Joerg Wegner posts (Blogging chemistry means not blogging minable data) :
As posted by Peter more and more chemists are blogging. And I would appreciate if those blogs would contain more chemical minable information. I think especially Rich and Egon have given some nice examples on their blogs. And beside of those blogs Wiki’s can also use chemical information (and not images!).
Anyway, those blogs are just great:
And here are some ideas what is missing on those blogs:
- tags based on reaction names (with cross-links), reagents, products, …
- chemical data in a native and downloadable/minable form, e.g. CML or InChI. Preferably all those data entries should have unique identifiers and tagged reaction centers! So, I prefer here rather CML than InChI.
- more literature references using DOI or PMID
I obviously and absolutely agree. The question is what to do about it. I have been struggling with simple code on this blog (I have now cracked it) but even loading images isn’t absolutely trivial (you have to upload from a directory and then upload int the blog, whereas we would really like to cut and paste.

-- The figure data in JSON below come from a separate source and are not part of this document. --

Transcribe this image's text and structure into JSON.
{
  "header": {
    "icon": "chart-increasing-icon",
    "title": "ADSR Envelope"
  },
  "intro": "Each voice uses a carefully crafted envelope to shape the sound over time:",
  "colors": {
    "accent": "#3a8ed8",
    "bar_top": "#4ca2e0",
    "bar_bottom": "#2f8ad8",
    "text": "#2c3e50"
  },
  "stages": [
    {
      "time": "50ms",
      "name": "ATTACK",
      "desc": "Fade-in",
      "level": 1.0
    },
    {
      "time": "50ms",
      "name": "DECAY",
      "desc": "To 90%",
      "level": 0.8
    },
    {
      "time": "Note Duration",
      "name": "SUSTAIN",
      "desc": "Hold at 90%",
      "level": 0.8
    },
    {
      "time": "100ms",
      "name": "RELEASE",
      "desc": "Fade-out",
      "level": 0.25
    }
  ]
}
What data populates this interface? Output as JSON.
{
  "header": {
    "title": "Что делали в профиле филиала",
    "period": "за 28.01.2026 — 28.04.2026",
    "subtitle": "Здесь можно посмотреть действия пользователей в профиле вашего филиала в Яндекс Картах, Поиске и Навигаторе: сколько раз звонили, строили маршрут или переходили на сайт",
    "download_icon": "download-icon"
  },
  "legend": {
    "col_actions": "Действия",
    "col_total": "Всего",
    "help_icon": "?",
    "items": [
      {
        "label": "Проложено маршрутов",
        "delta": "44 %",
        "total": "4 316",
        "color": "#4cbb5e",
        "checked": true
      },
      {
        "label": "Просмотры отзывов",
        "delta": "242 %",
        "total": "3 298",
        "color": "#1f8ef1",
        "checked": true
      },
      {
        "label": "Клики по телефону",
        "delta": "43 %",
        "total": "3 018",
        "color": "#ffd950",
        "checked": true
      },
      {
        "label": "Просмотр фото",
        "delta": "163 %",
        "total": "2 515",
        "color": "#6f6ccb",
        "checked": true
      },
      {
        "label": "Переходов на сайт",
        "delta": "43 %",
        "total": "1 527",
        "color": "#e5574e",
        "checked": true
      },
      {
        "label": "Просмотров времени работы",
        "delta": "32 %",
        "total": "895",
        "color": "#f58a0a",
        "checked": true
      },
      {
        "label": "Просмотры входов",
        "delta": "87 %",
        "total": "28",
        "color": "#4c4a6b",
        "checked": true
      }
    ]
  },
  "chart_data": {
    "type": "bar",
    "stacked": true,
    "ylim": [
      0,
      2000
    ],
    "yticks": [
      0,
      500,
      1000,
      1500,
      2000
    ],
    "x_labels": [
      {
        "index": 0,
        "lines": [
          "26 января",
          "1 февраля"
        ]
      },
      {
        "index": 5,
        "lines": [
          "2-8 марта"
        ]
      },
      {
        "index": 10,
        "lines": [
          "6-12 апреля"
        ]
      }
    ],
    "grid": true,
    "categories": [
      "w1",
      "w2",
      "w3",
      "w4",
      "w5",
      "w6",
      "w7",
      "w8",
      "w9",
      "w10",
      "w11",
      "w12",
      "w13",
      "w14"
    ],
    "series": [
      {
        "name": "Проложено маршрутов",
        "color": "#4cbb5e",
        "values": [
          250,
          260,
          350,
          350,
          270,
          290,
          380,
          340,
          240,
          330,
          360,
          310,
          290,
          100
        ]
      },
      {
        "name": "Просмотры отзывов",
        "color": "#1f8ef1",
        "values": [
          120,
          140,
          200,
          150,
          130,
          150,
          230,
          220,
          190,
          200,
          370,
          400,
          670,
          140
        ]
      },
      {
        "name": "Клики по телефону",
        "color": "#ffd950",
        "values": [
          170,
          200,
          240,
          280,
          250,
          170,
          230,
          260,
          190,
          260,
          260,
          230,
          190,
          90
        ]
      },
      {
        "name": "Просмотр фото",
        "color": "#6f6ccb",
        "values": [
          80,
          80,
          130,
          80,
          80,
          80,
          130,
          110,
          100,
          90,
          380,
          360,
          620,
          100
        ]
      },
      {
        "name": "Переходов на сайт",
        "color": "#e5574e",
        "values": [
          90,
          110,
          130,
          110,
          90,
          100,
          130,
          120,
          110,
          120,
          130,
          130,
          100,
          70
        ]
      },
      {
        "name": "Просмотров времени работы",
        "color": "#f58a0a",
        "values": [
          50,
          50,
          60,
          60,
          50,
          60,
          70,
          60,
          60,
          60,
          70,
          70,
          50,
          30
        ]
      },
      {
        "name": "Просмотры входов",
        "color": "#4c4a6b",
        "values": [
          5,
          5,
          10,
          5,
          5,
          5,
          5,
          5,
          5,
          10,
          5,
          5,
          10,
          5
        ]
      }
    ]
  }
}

The commercial chemical tools are not much help. Apart from costing money they are designed to be integrated into Word documents using (I think) ActiveX. Moreover they aren’t designed to be semantic. In the Blue Obelisk we are developing tools which are XML-CML aware and which – ultimately – will be the simple solution to this. The main challenges are:
- discover, develop and enhance semantic wikis and blogs. Please post anything you know that actually works.
- find simple (almost automatic) ways of embedding InChIs and CML invisibly in text. I think this would be relatively simple if we can agree on a method.
- enhancing the Blue Obelisk tools (especially CDK, JOELib and JChempaint) to provide simple chemical services for Wiki/blogs
I came up with a novel way of doing this – what do you think? Since everything on blogs is public, we could use a communal authoring service. Let’s say we have a server – and this is something I’ll put to my colleagues – that provides a graphical authoring interface for semantic chemistry. (This would include reactions as well as compounds). You would create the molecules you want (and we’ve got some simple ideas for accelrated graphics) on the server. It would create all the InChI and CML transparently. It would give you two URLs:
- An image of the chemical object (like the GIF we have at present). You could either link to this or cut and paste it or both.
- A link to semantic chemistry stored on the server. Since all our work is public and I think most of us use Creative Commons there is no loss of IPR – quite the reverse. Clicking on the link could bring up Jmol, JChempaint or whatever, without any need to add client-side functionality
Note that if the server is unavailable you would still have the local PNG in the normal way. There are many advantages:
- there would be a communal repository for any molecule. This means that simply by linking to (say) ciclosporin it would give you a template (or many templates) which the community had already drawn.
- The molecule could be linked to other sources such as Wikipedia, Pubchem, etc. Conversely they could link to this resource. We build a communal knowledge base.
- The server can provide services (e.g. logP from CDK or JOELib).
- The server would have search facilities (CDK, JOELib, OpenBabel)
and we can all think of many more.
If this excites you – it may need altering – let us know.